Director: David Fincher
Writers: Aaron Sorkin, Ben Mezrich
Starring: Jesse Eisenberg, Andrew Garfield, Justin Timberlake

Here is a film about how people relate to their corporate roles and demographic groups rather than to each other as human beings. That's the fascination for me; not the rise of social networks but the lives of those who are socially networked. Mark Zuckerberg, who made billions from Facebook and plans to give most of it away, isn't driven by greed or the lust for power. He's driven by obsession with an abstract system. He could as well be a chess master like Bobby Fischer. He finds satisfaction in manipulating systems.

The tension in the film is between Zuckerberg and the Winklevoss twins, who may way have invented Facebook for all I know, but are traditional analog humans motivated by pride and possessiveness. If Zuckerberg took their idea and ran with it, it was because he saw it as a logical insight rather than intellectual property. Some films observe fundamental shifts in human nature, and this is one of them.

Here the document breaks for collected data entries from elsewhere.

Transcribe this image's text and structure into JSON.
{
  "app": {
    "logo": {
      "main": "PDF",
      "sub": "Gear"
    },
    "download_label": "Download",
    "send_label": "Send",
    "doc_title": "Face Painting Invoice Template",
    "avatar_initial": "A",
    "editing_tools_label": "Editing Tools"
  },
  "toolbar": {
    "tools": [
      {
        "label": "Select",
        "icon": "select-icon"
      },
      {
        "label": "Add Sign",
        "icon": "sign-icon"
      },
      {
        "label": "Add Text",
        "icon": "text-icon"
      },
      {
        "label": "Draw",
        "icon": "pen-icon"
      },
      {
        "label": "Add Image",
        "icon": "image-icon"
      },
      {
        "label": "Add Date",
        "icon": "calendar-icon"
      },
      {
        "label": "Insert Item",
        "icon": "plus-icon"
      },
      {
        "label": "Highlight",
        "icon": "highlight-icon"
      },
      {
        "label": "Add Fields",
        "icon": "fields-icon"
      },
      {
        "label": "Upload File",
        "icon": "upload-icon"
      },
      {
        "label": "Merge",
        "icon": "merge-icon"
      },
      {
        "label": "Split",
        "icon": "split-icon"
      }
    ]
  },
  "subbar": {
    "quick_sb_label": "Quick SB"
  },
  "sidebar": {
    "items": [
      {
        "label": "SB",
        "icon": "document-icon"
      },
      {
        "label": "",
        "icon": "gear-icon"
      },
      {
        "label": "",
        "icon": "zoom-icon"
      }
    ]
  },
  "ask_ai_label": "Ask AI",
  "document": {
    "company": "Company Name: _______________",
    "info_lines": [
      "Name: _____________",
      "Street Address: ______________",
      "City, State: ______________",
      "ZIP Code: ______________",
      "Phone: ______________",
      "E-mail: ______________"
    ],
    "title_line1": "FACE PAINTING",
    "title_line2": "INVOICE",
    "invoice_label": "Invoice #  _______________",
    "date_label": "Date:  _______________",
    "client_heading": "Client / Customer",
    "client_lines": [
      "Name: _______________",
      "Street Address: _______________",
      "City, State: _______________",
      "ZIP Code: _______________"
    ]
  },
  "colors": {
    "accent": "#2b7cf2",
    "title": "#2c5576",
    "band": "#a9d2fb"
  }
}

David Fincher's direction, Aaron Sorkin's screenplay and the acting by Jesse Eisenberg, Justin Timberlake and the others all harmoniously create not only a story but a world view, showing how Zuckerberg is hopeless at personal relationships but instinctively projects himself into a virtual world and brings 500 million others behind him. "The Social Network" clarifies a process that some believe (and others fear) is creating a new mind-set.